Continuing the ad, Lee referred to Bernie Sanders lifelong work in the Civil Rights movement, including his arrest in Chicago for protesting segregated housing and his participation in the March on Washington to see Martin Luther King, Jr.
When two Black Lives Matter protestors interrupted Sanders during a speech, he stepped back to let them talk. Some people called his reaction weak, but many African-Americans and other minorities saw it as a willingness to listen to the dialogue and take it seriously.
This is in stark contrast to Clinton, who shrugged off BLM protester Ashley Williams, who demanded to know why she’d once said, “We must bring them to heel,” in a 1996 speech regarding black youth. After the young woman was escorted out by Secret Service agents, Clinton ignored the incident and told her mostly white, female audience, “Okay, back to the issues,” as if Williams had never crashed her party.
But because Sanders actually listens and cares about voters, two major legislators switched their support from Hillary to Bernie. Justin Bamberg of South Carolina announced his support in early February. Georgia State Rep. Vincent Fort announced his support just days ago, citing Bernie’s integrity and long history of civil rights activism. Both are well-known Black politicians in their state.
On Friday morning, Sanders called in to radio show The Breakfast Club to discuss his campaign and his history of working in, and support for, Civil Rights. According to BET, he spoke with Charlamagne Tha God, DJ Envy, and Angela Yee. During the 16-minute interview, he expressed outrage at the how the police nationwide tend to criminalize Black people much more than people of other ethnicities.
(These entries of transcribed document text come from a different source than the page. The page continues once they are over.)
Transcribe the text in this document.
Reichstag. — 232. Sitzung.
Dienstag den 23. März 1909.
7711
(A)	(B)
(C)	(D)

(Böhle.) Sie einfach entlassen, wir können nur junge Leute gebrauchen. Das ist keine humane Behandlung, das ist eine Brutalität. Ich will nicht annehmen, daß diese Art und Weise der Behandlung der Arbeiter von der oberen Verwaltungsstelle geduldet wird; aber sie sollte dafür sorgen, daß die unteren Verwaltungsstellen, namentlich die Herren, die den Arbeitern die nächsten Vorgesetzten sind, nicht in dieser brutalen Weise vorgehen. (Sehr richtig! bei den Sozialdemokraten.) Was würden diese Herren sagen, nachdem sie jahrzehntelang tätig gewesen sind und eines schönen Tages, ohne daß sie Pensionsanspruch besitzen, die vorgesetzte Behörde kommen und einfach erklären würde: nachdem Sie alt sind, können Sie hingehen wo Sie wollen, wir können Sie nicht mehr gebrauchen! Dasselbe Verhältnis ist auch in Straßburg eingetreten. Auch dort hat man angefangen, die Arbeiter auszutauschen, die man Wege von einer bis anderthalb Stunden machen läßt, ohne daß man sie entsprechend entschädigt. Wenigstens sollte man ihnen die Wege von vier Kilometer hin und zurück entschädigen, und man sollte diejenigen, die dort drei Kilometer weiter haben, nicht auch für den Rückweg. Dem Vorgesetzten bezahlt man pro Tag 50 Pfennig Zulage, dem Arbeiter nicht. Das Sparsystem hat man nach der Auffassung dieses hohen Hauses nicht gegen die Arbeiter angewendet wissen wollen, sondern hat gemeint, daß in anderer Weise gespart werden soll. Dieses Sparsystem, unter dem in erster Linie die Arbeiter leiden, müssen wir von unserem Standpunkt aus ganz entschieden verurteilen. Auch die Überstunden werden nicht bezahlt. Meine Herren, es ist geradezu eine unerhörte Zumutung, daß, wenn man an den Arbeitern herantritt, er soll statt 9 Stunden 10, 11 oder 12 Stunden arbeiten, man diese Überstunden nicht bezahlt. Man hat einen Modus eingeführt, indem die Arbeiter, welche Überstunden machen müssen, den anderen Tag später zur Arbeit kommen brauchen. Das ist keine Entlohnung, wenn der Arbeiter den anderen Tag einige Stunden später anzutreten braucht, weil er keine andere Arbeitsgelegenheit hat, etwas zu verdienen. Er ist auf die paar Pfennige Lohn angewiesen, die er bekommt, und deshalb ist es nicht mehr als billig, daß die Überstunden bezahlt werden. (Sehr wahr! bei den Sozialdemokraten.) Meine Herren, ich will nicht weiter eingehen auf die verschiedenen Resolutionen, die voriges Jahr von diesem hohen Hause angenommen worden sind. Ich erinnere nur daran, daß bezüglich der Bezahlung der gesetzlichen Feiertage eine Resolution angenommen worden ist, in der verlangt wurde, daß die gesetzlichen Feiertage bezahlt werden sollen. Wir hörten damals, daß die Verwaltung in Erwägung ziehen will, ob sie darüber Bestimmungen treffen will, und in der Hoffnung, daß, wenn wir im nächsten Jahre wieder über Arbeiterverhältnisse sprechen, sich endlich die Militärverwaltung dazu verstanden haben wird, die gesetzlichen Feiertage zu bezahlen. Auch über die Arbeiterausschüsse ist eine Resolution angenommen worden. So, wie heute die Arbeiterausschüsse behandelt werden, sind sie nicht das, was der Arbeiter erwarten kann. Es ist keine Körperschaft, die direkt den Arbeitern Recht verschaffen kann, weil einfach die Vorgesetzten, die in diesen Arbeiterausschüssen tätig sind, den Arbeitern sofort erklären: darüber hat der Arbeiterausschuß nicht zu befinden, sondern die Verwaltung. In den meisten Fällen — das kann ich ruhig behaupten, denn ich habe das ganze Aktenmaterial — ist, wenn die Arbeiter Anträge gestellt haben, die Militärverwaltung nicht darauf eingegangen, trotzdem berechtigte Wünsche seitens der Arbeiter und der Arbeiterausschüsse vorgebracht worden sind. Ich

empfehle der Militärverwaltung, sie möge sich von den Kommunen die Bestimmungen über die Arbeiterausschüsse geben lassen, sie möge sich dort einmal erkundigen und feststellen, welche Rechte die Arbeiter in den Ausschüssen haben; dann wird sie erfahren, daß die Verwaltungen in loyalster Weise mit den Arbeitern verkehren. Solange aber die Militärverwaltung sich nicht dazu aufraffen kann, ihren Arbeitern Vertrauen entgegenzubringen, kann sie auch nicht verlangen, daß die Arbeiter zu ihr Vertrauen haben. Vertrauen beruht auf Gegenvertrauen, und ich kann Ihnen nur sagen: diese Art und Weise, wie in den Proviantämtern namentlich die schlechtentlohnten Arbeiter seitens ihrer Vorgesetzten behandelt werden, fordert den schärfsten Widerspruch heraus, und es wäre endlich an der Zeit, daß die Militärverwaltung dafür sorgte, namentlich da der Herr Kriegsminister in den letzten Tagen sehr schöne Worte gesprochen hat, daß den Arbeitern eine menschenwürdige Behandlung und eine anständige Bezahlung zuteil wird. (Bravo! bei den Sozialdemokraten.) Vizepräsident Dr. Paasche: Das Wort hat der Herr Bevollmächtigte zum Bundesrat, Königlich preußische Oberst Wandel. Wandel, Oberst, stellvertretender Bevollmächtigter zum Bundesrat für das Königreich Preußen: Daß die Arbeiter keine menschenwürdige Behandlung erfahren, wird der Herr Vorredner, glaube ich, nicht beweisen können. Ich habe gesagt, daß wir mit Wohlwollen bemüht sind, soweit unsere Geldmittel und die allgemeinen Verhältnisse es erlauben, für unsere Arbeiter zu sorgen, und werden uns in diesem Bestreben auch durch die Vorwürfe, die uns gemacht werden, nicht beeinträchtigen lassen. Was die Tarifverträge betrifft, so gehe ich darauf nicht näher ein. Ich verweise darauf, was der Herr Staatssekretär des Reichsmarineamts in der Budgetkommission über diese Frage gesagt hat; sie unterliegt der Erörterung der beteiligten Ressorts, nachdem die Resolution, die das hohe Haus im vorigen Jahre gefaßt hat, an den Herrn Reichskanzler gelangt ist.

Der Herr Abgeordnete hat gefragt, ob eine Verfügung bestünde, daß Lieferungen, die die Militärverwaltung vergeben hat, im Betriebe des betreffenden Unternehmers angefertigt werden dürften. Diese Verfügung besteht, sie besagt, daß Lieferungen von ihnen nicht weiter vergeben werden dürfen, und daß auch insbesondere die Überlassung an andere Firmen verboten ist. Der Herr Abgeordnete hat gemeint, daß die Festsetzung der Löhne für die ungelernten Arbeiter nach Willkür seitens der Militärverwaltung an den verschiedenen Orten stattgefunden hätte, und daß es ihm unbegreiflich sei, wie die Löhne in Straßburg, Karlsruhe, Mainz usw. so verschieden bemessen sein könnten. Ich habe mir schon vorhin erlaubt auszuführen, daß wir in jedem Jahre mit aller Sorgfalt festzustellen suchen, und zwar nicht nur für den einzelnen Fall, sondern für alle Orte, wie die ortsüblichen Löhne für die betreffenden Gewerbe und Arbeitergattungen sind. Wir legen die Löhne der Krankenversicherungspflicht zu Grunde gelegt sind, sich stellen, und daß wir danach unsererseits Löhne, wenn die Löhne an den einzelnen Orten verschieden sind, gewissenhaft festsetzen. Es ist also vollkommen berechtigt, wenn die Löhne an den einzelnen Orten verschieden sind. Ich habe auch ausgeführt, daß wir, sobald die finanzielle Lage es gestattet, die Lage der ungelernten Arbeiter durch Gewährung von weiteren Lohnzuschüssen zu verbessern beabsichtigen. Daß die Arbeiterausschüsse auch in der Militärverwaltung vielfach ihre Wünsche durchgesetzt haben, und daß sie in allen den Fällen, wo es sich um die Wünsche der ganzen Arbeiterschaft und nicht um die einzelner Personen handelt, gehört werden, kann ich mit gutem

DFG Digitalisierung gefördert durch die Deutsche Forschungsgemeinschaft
“We’ve got to demilitarize these police departments…We have to make police departments look like the diversity of the communities they serve.”
Sanders expressed support for accountability of police officers who break the law. He also voiced support for legalizing marijuana on the federal level, citing the outrageously high incarceration rate of Black Americans.
“We gotta get marijuana out of the Federal Controlled Substances Act. African Americans are many times more likely to be arrested for possession of marijuana than whites despite the fact that both communities smoke marijuana at the same level.”
Sanders also told the radio hosts that he had voted for Jessie Jackson in 1988.
Just as Bernie has stepped back to listen to black voters, so too, have they stepped back to listen to his message. And when they hear his message, they realize he is the president the United States needs.
National Nurses United posted a video showing a man by the name of Curtis Dixon, who works in collard fields in South Carolina. He earns a minimum wage of $7.75 for backbreaking task of harvesting the crops. His wage sometimes doesn’t even add up to the minimum wage, as he is paid just $1.50 per box.
Dixon and his entire family are now voting for Bernie Sanders.
“I’m coming out here doing my job. From seven in the morning to seven at night. Because this is my responsibility. My kids. Because when you come out here, that means you’re trying to pay your water bill, your light bill, you have nothing…”
If enough voters like Curtis Dixon listen to Bernie Sanders, he could win a significant portion of Black support in Saturday’s primary.